Far-from-equilibrium attractors in kinetic theory with two different relaxation times

TL;DR

This paper investigates the early- and late-time attractors in the evolution of quark-gluon fluids out of equilibrium, revealing their emergence before hydrodynamics becomes applicable and analyzing entropy production under various initial conditions.

Contribution

It introduces a numerical study of kinetic theory with two relaxation times, identifying attractors in out-of-equilibrium quark-gluon systems and reconstructing their distribution functions.

Findings

Identification of early- and late-time attractors in kinetic evolution.

Reconstruction of full distribution functions from moments.
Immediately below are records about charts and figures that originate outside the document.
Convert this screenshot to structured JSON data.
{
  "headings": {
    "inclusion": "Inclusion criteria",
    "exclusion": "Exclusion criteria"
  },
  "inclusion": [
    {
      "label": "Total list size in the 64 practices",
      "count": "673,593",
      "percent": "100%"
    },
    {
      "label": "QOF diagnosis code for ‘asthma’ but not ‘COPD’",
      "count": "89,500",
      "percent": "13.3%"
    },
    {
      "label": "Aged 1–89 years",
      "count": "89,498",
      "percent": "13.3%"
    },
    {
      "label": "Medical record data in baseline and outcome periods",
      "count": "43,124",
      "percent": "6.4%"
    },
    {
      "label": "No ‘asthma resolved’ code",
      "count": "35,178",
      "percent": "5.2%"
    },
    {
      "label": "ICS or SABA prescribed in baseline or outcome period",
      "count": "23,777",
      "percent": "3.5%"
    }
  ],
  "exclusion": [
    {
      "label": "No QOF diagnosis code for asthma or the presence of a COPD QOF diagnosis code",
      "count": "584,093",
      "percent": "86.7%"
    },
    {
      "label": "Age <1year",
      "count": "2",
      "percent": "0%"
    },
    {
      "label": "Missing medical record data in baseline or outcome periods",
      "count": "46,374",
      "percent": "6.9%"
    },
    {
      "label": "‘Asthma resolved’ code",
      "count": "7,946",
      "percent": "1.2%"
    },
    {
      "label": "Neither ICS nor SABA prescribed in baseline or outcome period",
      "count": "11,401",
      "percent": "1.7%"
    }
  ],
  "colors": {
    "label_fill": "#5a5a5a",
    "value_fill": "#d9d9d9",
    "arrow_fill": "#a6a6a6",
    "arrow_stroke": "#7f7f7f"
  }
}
Analysis of entropy production dynamics.

Abstract

We solve a Boltzmann equation for massless quark and gluon fluids in a transversally homogeneous, longitudinally boost-invariant expansion. Quarks can be out of chemical equilibrium and the relaxation times of the two species are assumed to be connected by Casimir scaling. We numerically calculate moments of the distribution functions, identifying their early- and late-time attractors and reconstructing also the full distributions. These attractors appear when the system is still far from local thermalization, before hydrodynamics traditionally would be expected to apply. We also analyze the evolution of entropy production for different initial momentum anisotropies and quark abundances.